Circulating branched-chain amino acids in children with obstructive sleep apnea

Barceló ABauça JMPeña-Zarza JAMorell-Garcia DYáñez APérez GPiérola JToledo Nde la Peña M. Pediatr Pulmonol. 2017 Aug;52(8):1085-1091.


INTRODUCTION: The effects of obstructive sleep apnea (OSA) on the metabolic system are not well understood, especially in children. Recent studies have provided evidence of the modulation of insulin action by branched-chain amino acids (BCAAs) and suggested novel mechanistic relationships between glucose and amino acid metabolic pathways. We hypothesized that plasma BCAA levels may serve as biomarkers of insulin resistance and metabolic dysfunction in children with OSA. METHODS: A polysomnography was conducted for the diagnosis of OSA in 90 snoring children, in a tertiary hospital. Anthropometric and clinical data were measured and venous blood samples were collected for the measurement of plasma glucose, insulin, HbA1c, and amino acids.

RESULTS: Children with OSA had significantly higher levels of BCAAs (leucine, isoleucine, and total BCAAs) compared with those without OSA (P = 0.024). A positive significant correlation was observed between insulin levels and both leucine and isoleucine (r = 0.232; P < 0.05).
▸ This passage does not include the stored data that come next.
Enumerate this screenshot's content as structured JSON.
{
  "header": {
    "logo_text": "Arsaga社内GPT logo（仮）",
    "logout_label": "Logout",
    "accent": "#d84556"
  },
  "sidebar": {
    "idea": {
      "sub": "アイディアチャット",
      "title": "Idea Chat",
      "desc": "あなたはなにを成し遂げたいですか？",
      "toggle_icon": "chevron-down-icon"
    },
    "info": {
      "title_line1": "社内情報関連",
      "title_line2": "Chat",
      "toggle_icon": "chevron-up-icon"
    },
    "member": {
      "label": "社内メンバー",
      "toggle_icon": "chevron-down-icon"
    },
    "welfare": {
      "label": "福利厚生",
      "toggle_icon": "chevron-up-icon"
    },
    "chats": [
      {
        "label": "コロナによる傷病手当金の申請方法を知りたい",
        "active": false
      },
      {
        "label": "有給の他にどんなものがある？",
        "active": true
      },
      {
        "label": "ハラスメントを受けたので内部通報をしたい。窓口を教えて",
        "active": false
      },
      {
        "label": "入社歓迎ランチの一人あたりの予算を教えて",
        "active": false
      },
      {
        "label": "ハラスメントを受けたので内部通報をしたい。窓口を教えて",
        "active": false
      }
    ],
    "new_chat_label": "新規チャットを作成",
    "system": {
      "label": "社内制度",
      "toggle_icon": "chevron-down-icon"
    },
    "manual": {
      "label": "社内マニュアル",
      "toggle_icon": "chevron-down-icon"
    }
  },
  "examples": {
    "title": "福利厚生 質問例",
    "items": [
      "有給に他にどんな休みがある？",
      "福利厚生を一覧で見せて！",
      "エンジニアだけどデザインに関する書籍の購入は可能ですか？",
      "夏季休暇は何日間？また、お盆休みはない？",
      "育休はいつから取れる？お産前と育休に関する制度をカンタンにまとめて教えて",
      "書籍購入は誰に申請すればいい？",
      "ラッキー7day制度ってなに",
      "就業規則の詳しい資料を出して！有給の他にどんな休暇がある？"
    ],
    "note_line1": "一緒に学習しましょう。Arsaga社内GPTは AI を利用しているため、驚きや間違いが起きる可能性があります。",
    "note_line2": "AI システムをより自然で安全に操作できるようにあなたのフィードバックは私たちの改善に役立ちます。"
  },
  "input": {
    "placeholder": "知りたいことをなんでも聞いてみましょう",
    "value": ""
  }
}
On multivariate regression analyses, the presence of OSA was significantly associated with leucine, isoleucine, and total BCAA concentrations (P = 0.028), whereas the arousal index was associated with leucine, valine, and total BCAA levels (P = 0.037).

CONCLUSIONS: The presence of OSA and sleep fragmentation may induce changes in branched-chain amino acid metabolism in snoring children, independently of obesity. These data may suggest a new mechanism linking OSA and glucose homeostasis.